I'm going to base it off of the peninsula (San Mateo County) in the Bay Area for a single person. https://livingwage.mit.edu/counties/06081

By my estimations, it's not a great calculator. $2.5k/month for all housing costs. I'm not saying it's not possible to find a studio + utilities but that's not a fun place to live. No AC, no insulation, built for a different climate which was 70 years ago, laundromat or (hopefully) coin-op laundry in building, likely near busy roads (101, el camino) or train tracks with no sound insulation, still extremely car dependent (which is included in this calculator - gas/electricity, taxes, and cars in CA are very expensive), etc. Again, doable but competitive market and not a fun one. You'd be guaranteed to NEVER own any property at that income. Until we have some public housing utopia, I'd say ownership should be accounted for in a living wage. Otherwise, you're gonna get evicted when retirement hits.

Its calculation on taxes seems off to me as well. https://smartasset.com/taxes/california-paycheck-calculator#... Says $72308 in San Mateo, CA gives you $55793 - not $59791. You'd have to make close to $80k/yr to get the amount they suggest to live.

This calculator does not include retirement savings, emergency saving, etc. It just assumes you'll comfortably live paycheck to paycheck until you die and never save a dime. In our country, you will not be getting $60k/yr post tax from social security. So, this is a stupid calculator unless you plan to never retire or never experience job loss (max payout is $450/week for unemployment in CA), etc.

Jtsummers 4 hours ago | parent [-]

> This calculator does not include retirement savings, emergency saving, etc. It just assumes you'll comfortably live paycheck to paycheck until you die and never save a dime. In our country, you will not be getting $60k/yr post tax from social security. So, this is a stupid calculator unless you plan to never retire or never experience job loss (max payout is $450/week for unemployment in CA), etc.

It doesn't include those things because those aren't the things that are covered by a "living wage". Living wage sounds like something good, but it's literally just enough to cover what's needed. Can you afford housing, childcare, medical care, transportation for work, etc. It's a low bar, not a good target, for a society to try to hit.

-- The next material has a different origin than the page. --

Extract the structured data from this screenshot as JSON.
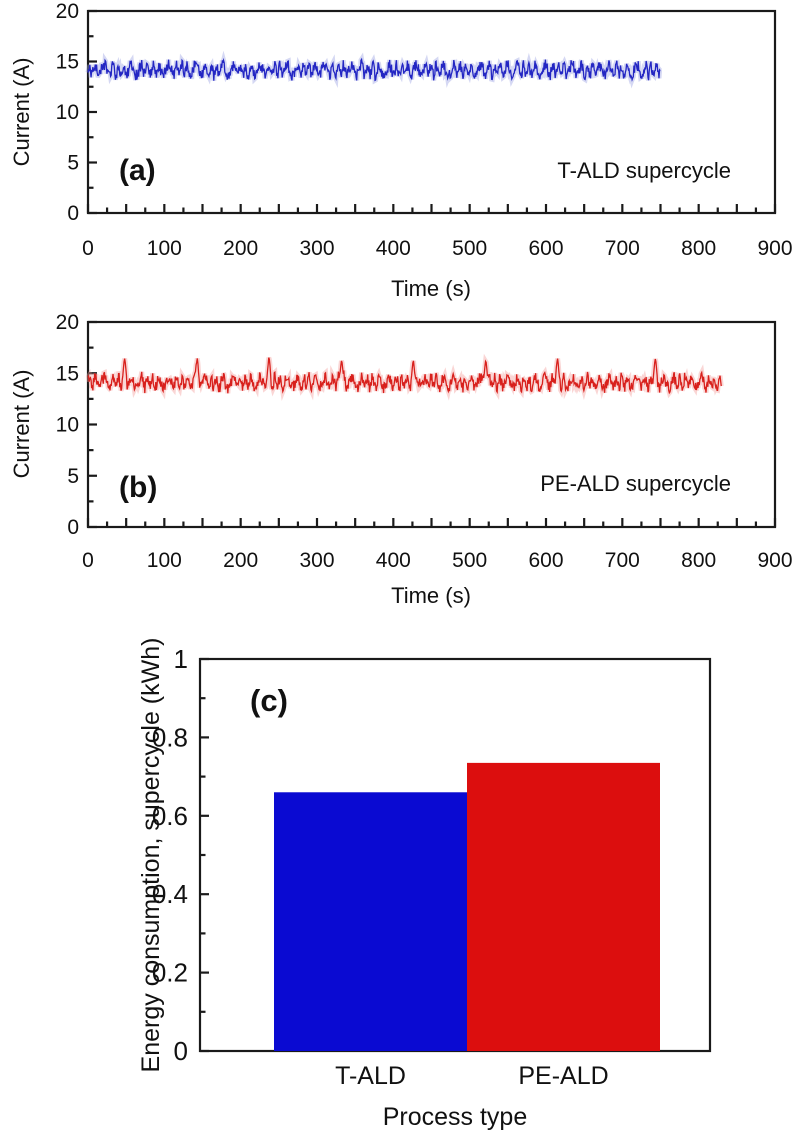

It means people at that wage shouldn't be going hungry or without shelter, but they won't necessarily be thriving.

bradlys 4 hours ago | parent [-]

Right, and I think we shouldn't even be talking about a fake ass "living" wage when it's so disconnected from what you actually need to reliably "live" in these environments. I don't know who comes up with these terms but it's terrible. It may as well be called, "absolute minimum amount of money to get by without anything ever bad happening or planning for the future at all" wage.